Davis a déclaré que, bien que l’enquête soit toujours en cours, “nous n’avons absolument aucune raison de croire que c’est un problème qui touche toute la flotte.”

Lorsqu’on lui a demandé la motivation des marins, la source a répondu que c’était probablement “la paresse.”

L’inquiétude est remontée jusqu’à l’amiral Kirkland Donald, directeur des Réacteurs Nucléaires, a indiqué la source. “Ils savent ce qui c’est passé et qui est impliqué,” a-t-il déclaré.

La discussion a déjà commencé sur les blogs concernant les sous-marins.

“Nous avons tous entendu parlé de ce qui c’est passé et c’est assez mauvais. Cela va avoir un effet de ricochet qui va toucher tout le monde. Préparez-vous si vous savez ce que je veux dire. J’ai déjà eu mon travail contrôlé 2 fois ce mois-ci,” écrit un contributeur anonyme sur le blog The Stupid shall be punished [2].

Portland a pris le commandement du sous-marin le 3 aout 2005. Très récemment, le sous-marin a passé 7 mois en mission, pendant lesquels il a participé à 2 exercices importants et à une mission “émergente” dans la zone de la 7ème flotte. “Emergente” signifie généralement non plannifiée. A la fin de la mission, le sous-marin a officiellement rejoint son nouveau port-base de Point Loma à la place de Norfolk (Virginie).

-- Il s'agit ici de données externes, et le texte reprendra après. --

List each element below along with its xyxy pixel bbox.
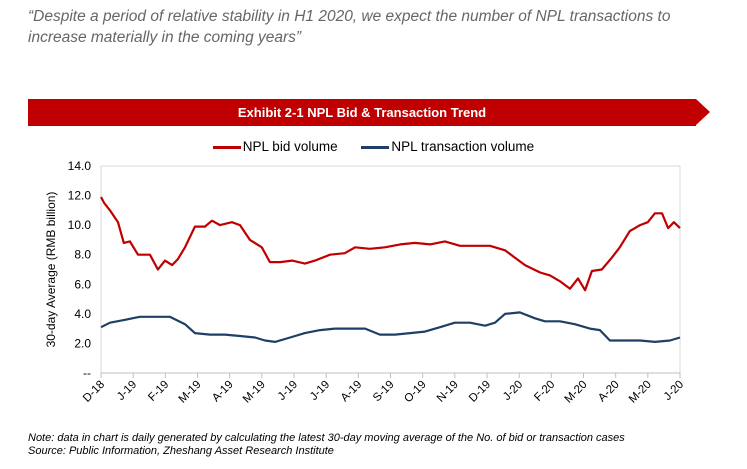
bid-volume-line xyxy=(100,196,681,292)
x-tick-label: M-20 xyxy=(627,379,654,406)
x-tick-label: F-20 xyxy=(532,379,557,404)
y-axis-label: 30-day Average (RMB billion) xyxy=(44,192,58,348)
note-text: Note: data in chart is daily generated b… xyxy=(28,432,625,444)
y-tick-label: 8.0 xyxy=(74,248,91,262)
y-tick-label: 2.0 xyxy=(74,336,91,350)
x-tick-label: M-19 xyxy=(177,379,204,406)
x-tick-label: A-20 xyxy=(596,379,622,405)
exhibit-title-banner: Exhibit 2-1 NPL Bid & Transaction Trend xyxy=(28,99,696,126)
y-tick-label: 4.0 xyxy=(74,307,91,321)
source-text: Source: Public Information, Zheshang Ass… xyxy=(28,445,334,457)
legend-swatch-transaction xyxy=(361,145,390,149)
x-tick-label: S-19 xyxy=(371,379,397,405)
x-tick-label: D-18 xyxy=(81,379,107,405)
legend-label-transaction: NPL transaction volume xyxy=(391,139,535,154)
y-tick-label: 6.0 xyxy=(74,277,91,291)
x-tick-label: J-20 xyxy=(662,379,686,403)
x-tick-label: M-19 xyxy=(241,379,268,406)
chart-legend: NPL bid volume NPL transaction volume xyxy=(0,139,747,154)
x-tick-label: O-19 xyxy=(402,379,429,406)
x-tick-label: D-19 xyxy=(467,379,493,405)
x-tick-label: A-19 xyxy=(339,379,365,405)
legend-item-bid: NPL bid volume xyxy=(212,139,338,154)
y-tick-label: 14.0 xyxy=(68,159,92,173)
chart-footnote: Note: data in chart is daily generated b… xyxy=(28,432,625,458)
legend-item-transaction: NPL transaction volume xyxy=(361,139,534,154)
x-tick-label: F-19 xyxy=(146,379,171,404)
banner-arrow xyxy=(696,99,710,125)
y-tick-label: 10.0 xyxy=(68,218,92,232)
legend-swatch-bid xyxy=(212,145,241,149)
legend-label-bid: NPL bid volume xyxy=(242,139,338,154)
x-tick-label: A-19 xyxy=(210,379,236,405)
x-tick-label: J-19 xyxy=(115,379,139,403)
x-tick-label: J-19 xyxy=(308,379,332,403)
y-tick-label: -- xyxy=(83,366,91,380)
x-tick-label: J-19 xyxy=(276,379,300,403)
quote-text: “Despite a period of relative stability … xyxy=(28,8,671,46)
x-tick-label: M-20 xyxy=(563,379,590,406)
y-tick-label: 12.0 xyxy=(68,189,92,203)
x-tick-label: J-20 xyxy=(501,379,525,403)
transaction-volume-line xyxy=(100,311,681,343)
x-tick-label: N-19 xyxy=(435,379,461,405)
plot-area xyxy=(100,165,681,374)
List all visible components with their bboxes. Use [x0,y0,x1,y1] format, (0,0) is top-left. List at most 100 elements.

Cette année, 10 commandants de différents types d’unités ont été démis de leurs fonctions pour différentes raisons, certains pour des accidents, d’autres pour des manques de jugement ou l’atmosphère régnant dans leur unité.

Notes :

[1Examen de garantie d’un réacteur opérationnel.

[2Le stupide sera puni.

Source : NavyTimes (Etats-Unis)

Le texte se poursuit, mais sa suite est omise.